Acquired hepatocerebral degeneration (AHCD) is a well-defined clinical and neuropathological entity associated with various types of chronic liver disease, and usually related to portal-systemic shunting. Various movement disorders, including choreoathetosis, are commonly seen in AHCD. The frequent neuropathological finding of neuronal degeneration in the striatum (caudate nuclei and putamens) suggested that choreoathetotic movements in AHCD might be caused by dopamine hypersensitivity in striatal receptor sites and that treatment of such movement disorders might be effected by known striatal dopamine-blocking agents of proven benefit in similar movement disorders, e. g.

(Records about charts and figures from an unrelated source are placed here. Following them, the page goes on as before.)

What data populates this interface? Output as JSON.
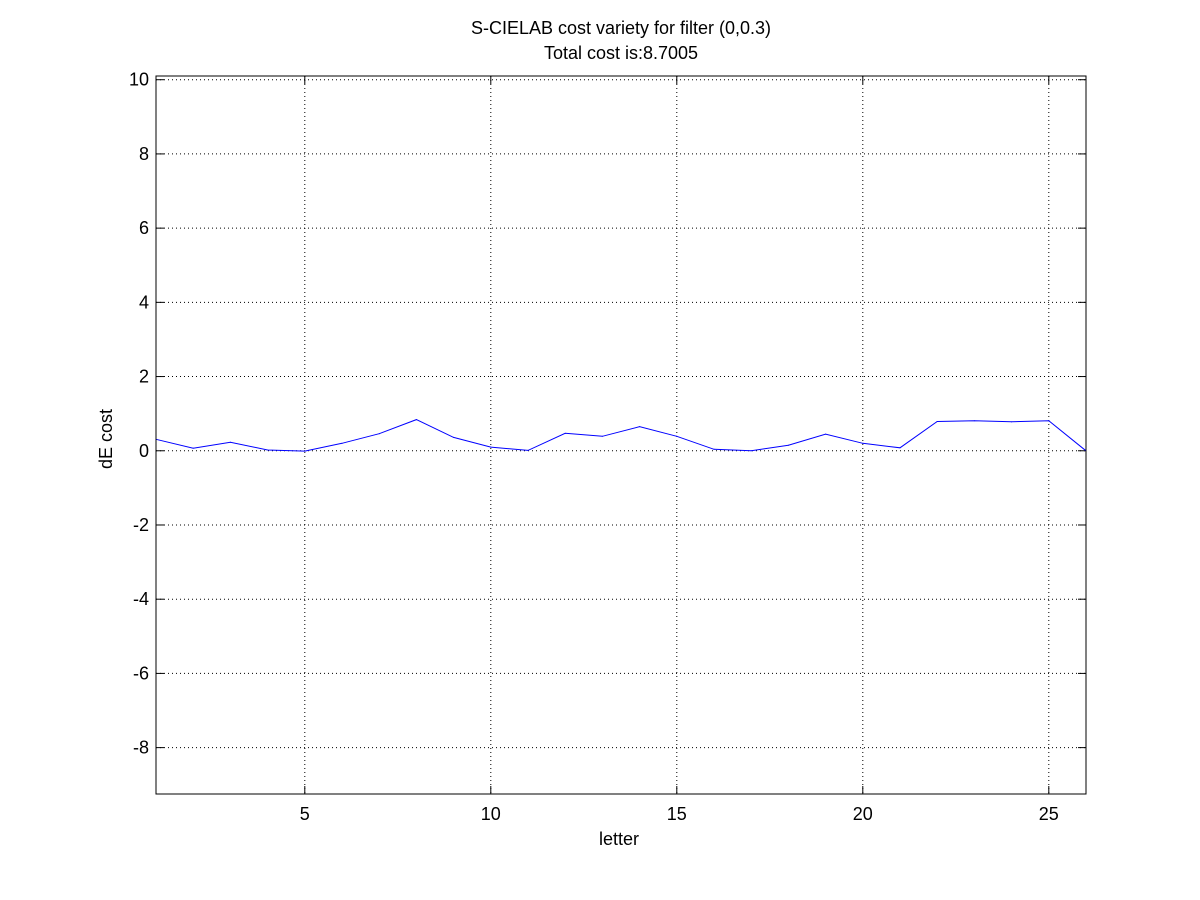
{
  "chart_data": {
    "type": "line",
    "title": [
      "S-CIELAB cost variety for filter (0,0.3)",
      "Total cost is:8.7005"
    ],
    "xlabel": "letter",
    "ylabel": "dE cost",
    "xlim": [
      1,
      26
    ],
    "ylim": [
      -9.25,
      10.1
    ],
    "xticks": [
      5,
      10,
      15,
      20,
      25
    ],
    "yticks": [
      -8,
      -6,
      -4,
      -2,
      0,
      2,
      4,
      6,
      8,
      10
    ],
    "grid": true,
    "series": [
      {
        "color": "#0000ff",
        "x": [
          1,
          2,
          3,
          4,
          5,
          6,
          7,
          8,
          9,
          10,
          11,
          12,
          13,
          14,
          15,
          16,
          17,
          18,
          19,
          20,
          21,
          22,
          23,
          24,
          25,
          26
        ],
        "y": [
          0.31,
          0.07,
          0.23,
          0.02,
          -0.01,
          0.2,
          0.46,
          0.84,
          0.36,
          0.1,
          0.01,
          0.47,
          0.39,
          0.65,
          0.39,
          0.04,
          0.0,
          0.15,
          0.45,
          0.2,
          0.08,
          0.79,
          0.81,
          0.78,
          0.81,
          0.0
        ]
      }
    ]
  }
}
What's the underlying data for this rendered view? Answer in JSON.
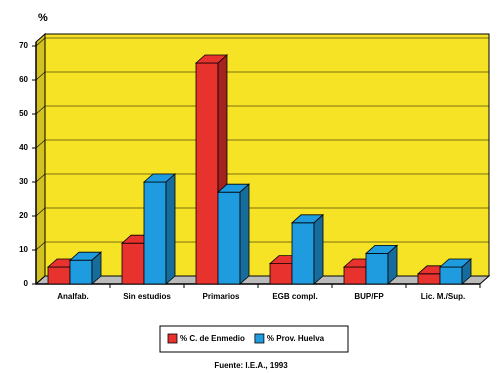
{
  "chart_data": {
    "type": "bar3d",
    "y_label": "%",
    "categories": [
      "Analfab.",
      "Sin estudios",
      "Primarios",
      "EGB compl.",
      "BUP/FP",
      "Lic. M./Sup."
    ],
    "series": [
      {
        "name": "% C. de Enmedio",
        "color": "#e8322e",
        "values": [
          5,
          12,
          65,
          6,
          5,
          3
        ]
      },
      {
        "name": "% Prov. Huelva",
        "color": "#1f9ce0",
        "values": [
          7,
          30,
          27,
          18,
          9,
          5
        ]
      }
    ],
    "ylim": [
      0,
      70
    ],
    "yticks": [
      0,
      10,
      20,
      30,
      40,
      50,
      60,
      70
    ],
    "wall_color": "#f7e326",
    "source": "Fuente: I.E.A., 1993"
  }
}
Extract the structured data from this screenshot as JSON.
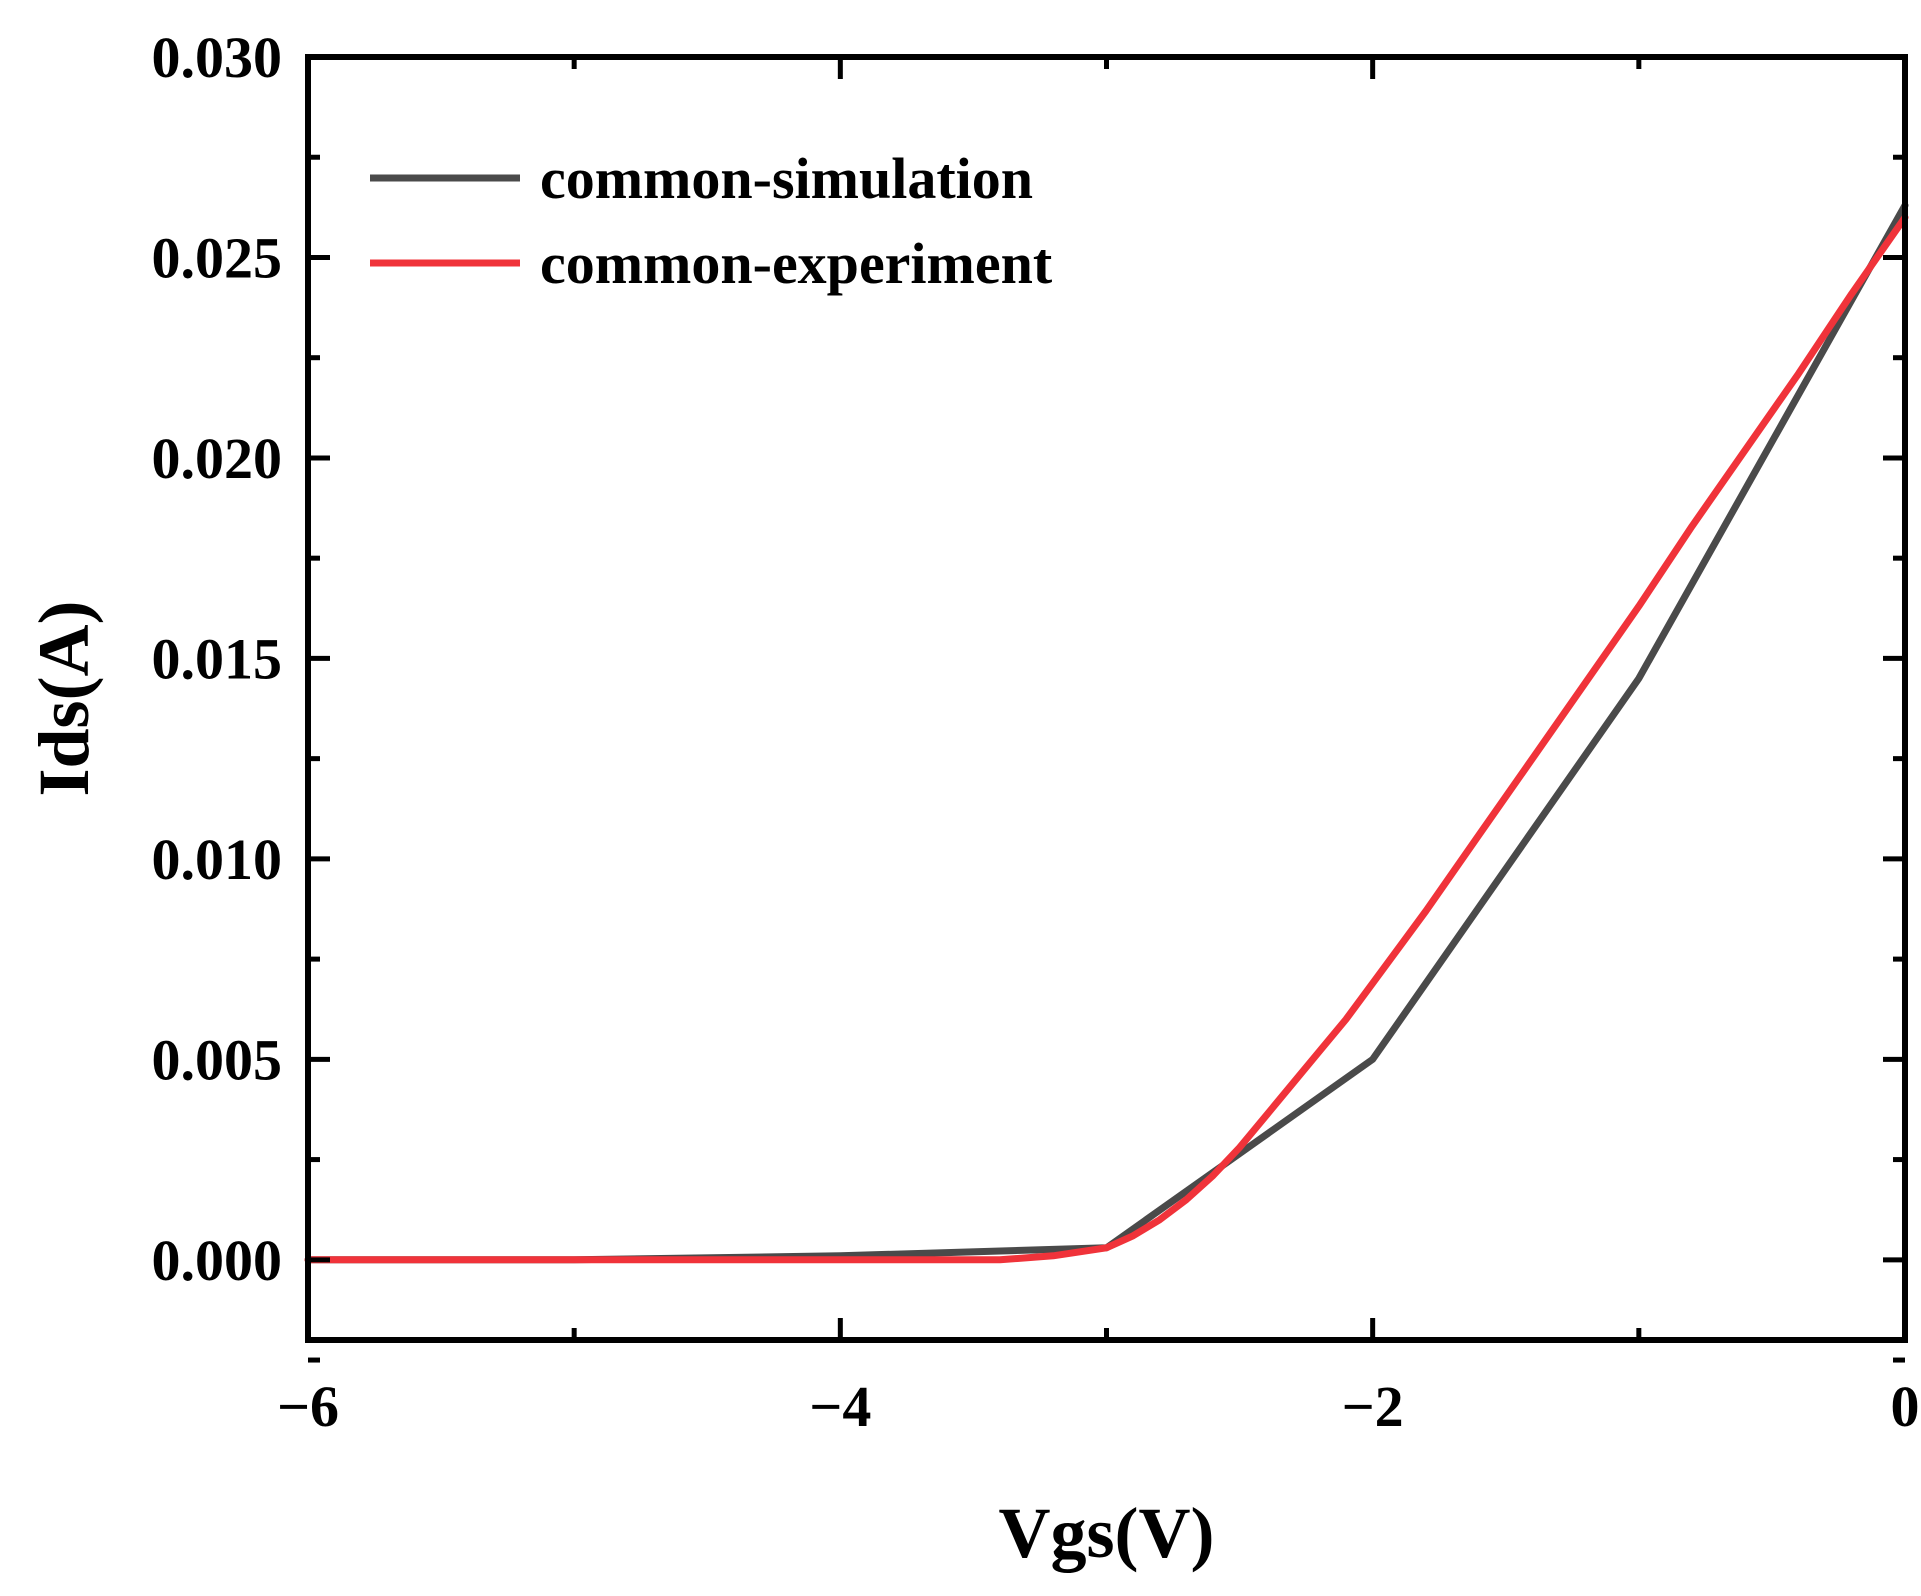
{
  "chart_data": {
    "type": "line",
    "title": "",
    "xlabel": "Vgs(V)",
    "ylabel": "Ids(A)",
    "xlim": [
      -6,
      0
    ],
    "ylim": [
      -0.002,
      0.03
    ],
    "xticks": [
      {
        "value": -6,
        "label": "−6"
      },
      {
        "value": -4,
        "label": "−4"
      },
      {
        "value": -2,
        "label": "−2"
      },
      {
        "value": 0,
        "label": "0"
      }
    ],
    "xminor": [
      -5,
      -3,
      -1
    ],
    "yticks": [
      {
        "value": 0.0,
        "label": "0.000"
      },
      {
        "value": 0.005,
        "label": "0.005"
      },
      {
        "value": 0.01,
        "label": "0.010"
      },
      {
        "value": 0.015,
        "label": "0.015"
      },
      {
        "value": 0.02,
        "label": "0.020"
      },
      {
        "value": 0.025,
        "label": "0.025"
      },
      {
        "value": 0.03,
        "label": "0.030"
      }
    ],
    "yminor": [
      -0.0025,
      0.0025,
      0.0075,
      0.0125,
      0.0175,
      0.0225,
      0.0275
    ],
    "grid": false,
    "legend_position": "top-left",
    "series": [
      {
        "name": "common-simulation",
        "color": "#4a4a4a",
        "x": [
          -6,
          -5,
          -4,
          -3,
          -2,
          -1,
          0
        ],
        "y": [
          0.0,
          0.0,
          0.0001,
          0.0003,
          0.005,
          0.0145,
          0.0263
        ]
      },
      {
        "name": "common-experiment",
        "color": "#f0333a",
        "x": [
          -6,
          -5,
          -4,
          -3.4,
          -3.2,
          -3.0,
          -2.9,
          -2.8,
          -2.7,
          -2.6,
          -2.5,
          -2.4,
          -2.3,
          -2.2,
          -2.1,
          -2.0,
          -1.8,
          -1.6,
          -1.4,
          -1.2,
          -1.0,
          -0.8,
          -0.6,
          -0.4,
          -0.2,
          0
        ],
        "y": [
          0.0,
          0.0,
          0.0,
          0.0,
          0.0001,
          0.0003,
          0.0006,
          0.001,
          0.0015,
          0.0021,
          0.0028,
          0.0036,
          0.0044,
          0.0052,
          0.006,
          0.0069,
          0.0087,
          0.0106,
          0.0125,
          0.0144,
          0.0163,
          0.0183,
          0.0202,
          0.0221,
          0.0241,
          0.026
        ]
      }
    ]
  }
}
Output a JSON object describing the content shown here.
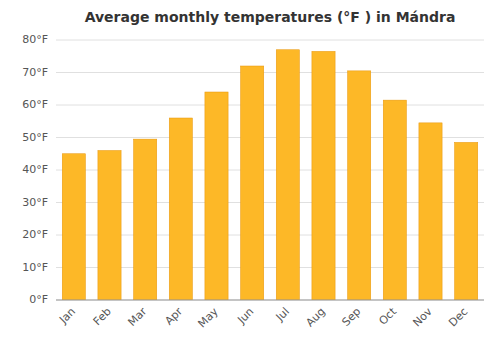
{
  "chart_data": {
    "type": "bar",
    "title": "Average monthly temperatures (°F ) in Mándra",
    "categories": [
      "Jan",
      "Feb",
      "Mar",
      "Apr",
      "May",
      "Jun",
      "Jul",
      "Aug",
      "Sep",
      "Oct",
      "Nov",
      "Dec"
    ],
    "values": [
      45,
      46,
      49.5,
      56,
      64,
      72,
      77,
      76.5,
      70.5,
      61.5,
      54.5,
      48.5
    ],
    "color": "#FDB827",
    "ylim": [
      0,
      80
    ],
    "yticks": [
      {
        "value": 0,
        "label": "0°F"
      },
      {
        "value": 10,
        "label": "10°F"
      },
      {
        "value": 20,
        "label": "20°F"
      },
      {
        "value": 30,
        "label": "30°F"
      },
      {
        "value": 40,
        "label": "40°F"
      },
      {
        "value": 50,
        "label": "50°F"
      },
      {
        "value": 60,
        "label": "60°F"
      },
      {
        "value": 70,
        "label": "70°F"
      },
      {
        "value": 80,
        "label": "80°F"
      }
    ],
    "grid": true
  }
}
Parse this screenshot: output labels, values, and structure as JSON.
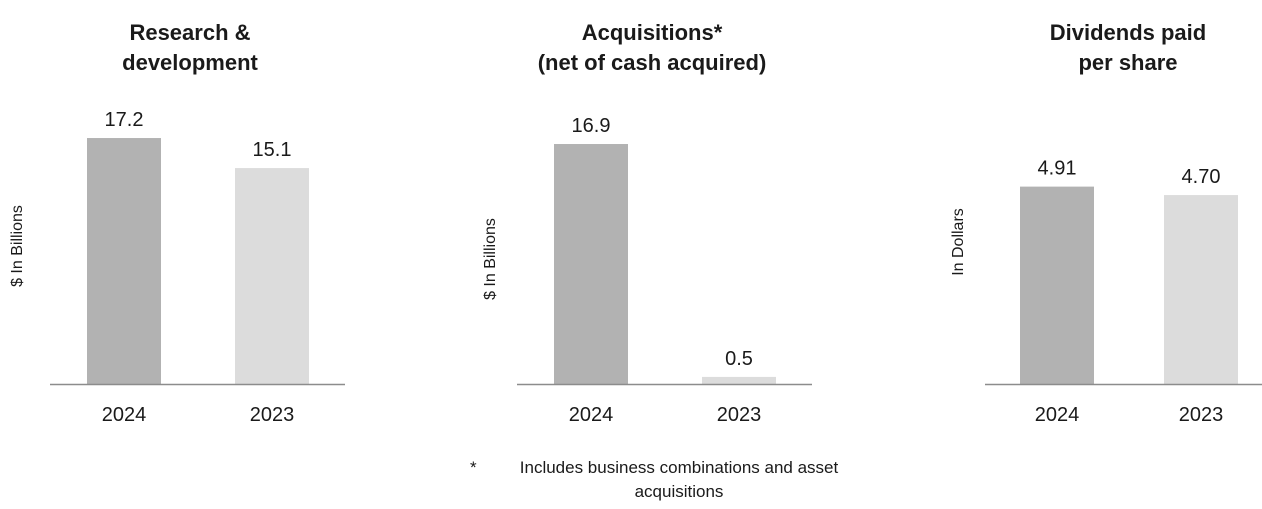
{
  "chart_data": [
    {
      "type": "bar",
      "title_lines": [
        "Research &",
        "development"
      ],
      "ylabel": "$ In Billions",
      "categories": [
        "2024",
        "2023"
      ],
      "values": [
        17.2,
        15.1
      ],
      "value_labels": [
        "17.2",
        "15.1"
      ],
      "colors": [
        "#b2b2b2",
        "#dcdcdc"
      ],
      "ylim": [
        0,
        18.5
      ]
    },
    {
      "type": "bar",
      "title_lines": [
        "Acquisitions*",
        "(net of cash acquired)"
      ],
      "ylabel": "$ In Billions",
      "categories": [
        "2024",
        "2023"
      ],
      "values": [
        16.9,
        0.5
      ],
      "value_labels": [
        "16.9",
        "0.5"
      ],
      "colors": [
        "#b2b2b2",
        "#dcdcdc"
      ],
      "ylim": [
        0,
        18.5
      ]
    },
    {
      "type": "bar",
      "title_lines": [
        "Dividends paid",
        "per share"
      ],
      "ylabel": "In Dollars",
      "categories": [
        "2024",
        "2023"
      ],
      "values": [
        4.91,
        4.7
      ],
      "value_labels": [
        "4.91",
        "4.70"
      ],
      "colors": [
        "#b2b2b2",
        "#dcdcdc"
      ],
      "ylim": [
        0,
        7.25
      ]
    }
  ],
  "footnote": {
    "mark": "*",
    "text": "Includes business combinations and asset acquisitions"
  }
}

Huntington’s chorea. A patient with documented post-necrotic cirrhosis and portal hypertension who had had a successful portacaval shunt developed signs of AHCD with choreoathetotic movements of the tongue, face, and mouth (linguo-facio-buccal dyskinesia); he was treated with haloperidol, a striatal dopamine-blocking agent, with prompt and sustained cessation of his dyskinesia. Evidence of a normal baseline central dopamine content and of central dopamine blockade after administration of haloperidol was obtained. The implications of these findings and of similar findings in other movement disorders regarding the role of neuro-transmitting agents in the normal individual and in various disease states are discussed, and therapeutic considerations are presented.